Para lá da garrafa: dinheiro, cultura e um pouco de ego
O choque entre o azeite e alternativas baratas não é só química. É orgulho, tradição, classe e identidade. Nos países mediterrânicos, o azeite é história engarrafada. Nos espaços online obcecados por bem-estar, tornou-se quase um distintivo moral.
Por isso, quando um óleo discreto e pouco amado, numa garrafa de plástico, começa a receber elogios de alguns médicos e cientistas de alimentos, os nervos acendem-se. Os chefs preocupam-se com sabor e imagem. As famílias pensam no orçamento e na saúde. E muita gente na internet teme “trair” o ideal mediterrânico que tentou seguir.
No meio do ruído, o que aparece é, curiosamente, libertador. Não precisa de abandonar o azeite nem de o venerar. Pode tratá-lo como aquilo que é: um ingrediente bonito, cheio de sabor e, por vezes, frágil - excelente em funções específicas, não uma poção mágica universal.
O óleo barato que hoje divide opiniões pode ser a peça em falta para quem quer batatas fritas sem gosto a queimado e uma conta bancária que não estremece sempre que a frigideira sai do armário. A questão real não é “azeite ou não”, é “como, quando e porquê estou a usar esta gordura?”

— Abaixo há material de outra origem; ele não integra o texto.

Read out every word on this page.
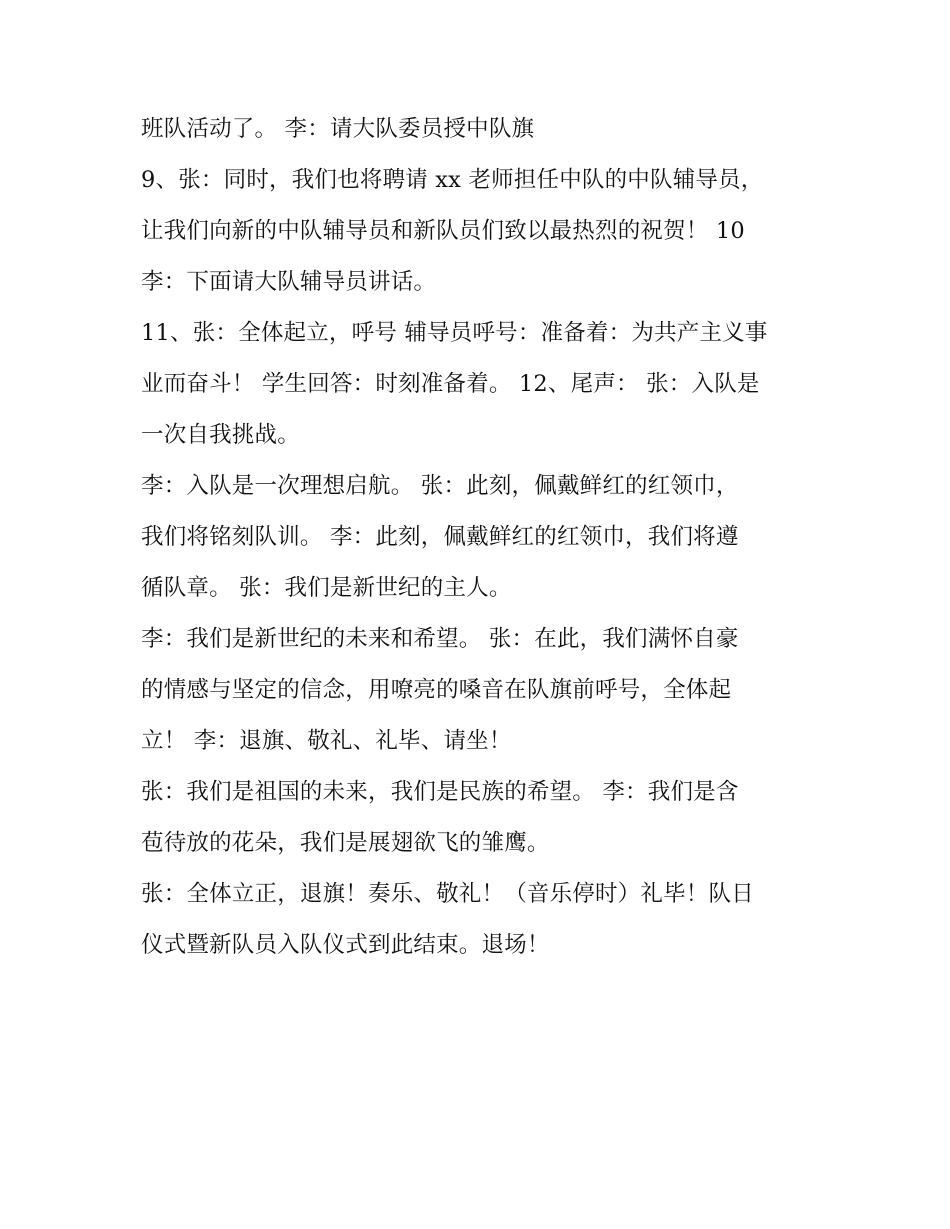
班队活动了。 李：请大队委员授中队旗
9、张：同时，我们也将聘请 xx 老师担任中队的中队辅导员，
让我们向新的中队辅导员和新队员们致以最热烈的祝贺！ 10
李：下面请大队辅导员讲话。
11、张：全体起立，呼号 辅导员呼号：准备着：为共产主义事
业而奋斗！ 学生回答：时刻准备着。 12、尾声： 张：入队是
一次自我挑战。
李：入队是一次理想启航。 张：此刻，佩戴鲜红的红领巾，
我们将铭刻队训。 李：此刻，佩戴鲜红的红领巾，我们将遵
循队章。 张：我们是新世纪的主人。
李：我们是新世纪的未来和希望。 张：在此，我们满怀自豪
的情感与坚定的信念，用嘹亮的嗓音在队旗前呼号，全体起
立！ 李：退旗、敬礼、礼毕、请坐！
张：我们是祖国的未来，我们是民族的希望。 李：我们是含
苞待放的花朵，我们是展翅欲飞的雏鹰。
张：全体立正，退旗！奏乐、敬礼！（音乐停时）礼毕！队日
仪式暨新队员入队仪式到此结束。退场！
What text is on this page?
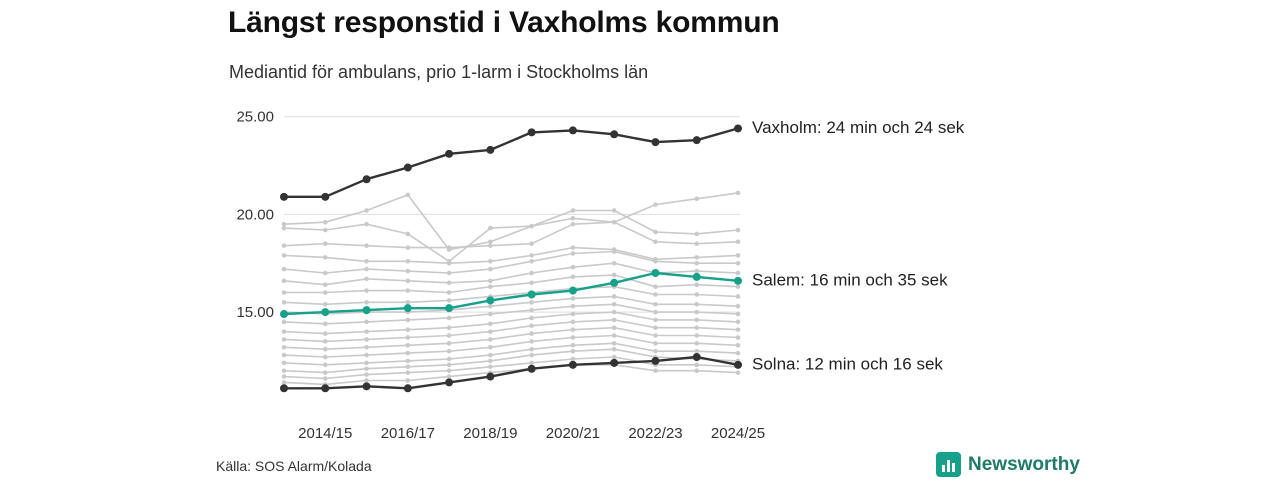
Längst responstid i Vaxholms kommun
Mediantid för ambulans, prio 1-larm i Stockholms län
15.00
20.00
25.00
Vaxholm: 24 min och 24 sek
Salem: 16 min och 35 sek
Solna: 12 min och 16 sek
2014/15 2016/17 2018/19 2020/21 2022/23 2024/25
Källa: SOS Alarm/Kolada	Newsworthy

Quando essa pergunta pousa na bancada da cozinha, o debate deixa de parecer escândalo e passa a ser algo mais útil: uma negociação tranquila e pessoal entre o paladar, a saúde e a carteira.
| Ponto-chave | Detalhe | Valor para o leitor |
|---|---|---|
| Separar óleos por função | Use um óleo barato e estável ao calor para cozinhar a alta temperatura e reserve o azeite sobretudo para pratos em cru ou a baixa temperatura | Reduz o risco de oxidação, mantendo sabor e controlando custos |
| Procurar “alto oleico” nos rótulos | Girassol ou canola/colza alto oleico aproximam-se do azeite no perfil de gorduras, mas aguentam melhor o calor | Ajuda a escolher melhor na prateleira económica sem precisar de um curso de nutrição |
| Confiar mais nos sentidos do que no marketing | Repare em fumo visível, cheiros estranhos ou amargor a queimado, independentemente da marca ou origem | Indicação simples e prática para proteger o sabor e a saúde sempre que cozinha |
Perguntas frequentes:
- De repente o azeite passou a ser “mau” para a saúde?
Não. Um azeite virgem extra de boa qualidade continua a ser uma das melhores gorduras que pode usar, sobretudo em cru. A nuance é que a reputação foi esticada para cobrir usos - como frituras a temperaturas muito elevadas - em que não se comporta tão bem quanto se pensa.- O que é, ao certo, o óleo de girassol alto oleico?
É um tipo de óleo de girassol feito a partir de sementes mais ricas em ácido oleico, a principal gordura presente no azeite. Isso torna-o mais estável ao calor do que o óleo de girassol normal e mais próximo do azeite na composição, embora seja geralmente refinado e quase sem sabor.- Ainda posso fritar com azeite de vez em quando?
Sim, sobretudo se mantiver a temperatura moderada e não reutilizar o óleo muitas vezes. A preocupação aumenta com temperaturas muito altas, frituras repetidas e quando se deixa o óleo fumegar. Um uso ocasional e atento dificilmente será dramático para a maioria das pessoas.- O óleo barato é sempre a melhor escolha para cozinhar?
Nem sempre. Óleos de girassol standard (não alto oleico) ou de milho podem ser mais frágeis ao calor. O essencial é o tipo, não o preço: procure versões alto oleico ou outros óleos refinados com ponto de fumo elevado e boa estabilidade.- Qual é a mudança mais simples que posso fazer já amanhã?
Guarde o seu azeite virgem extra para saladas, finalizações e saltear de forma suave. Para tudo o que peça calor forte e prolongado - batatas fritas, tofu estaladiço, salteados no wok - mude para um óleo neutro e estável ao calor e junte o sabor depois, com azeite por cima.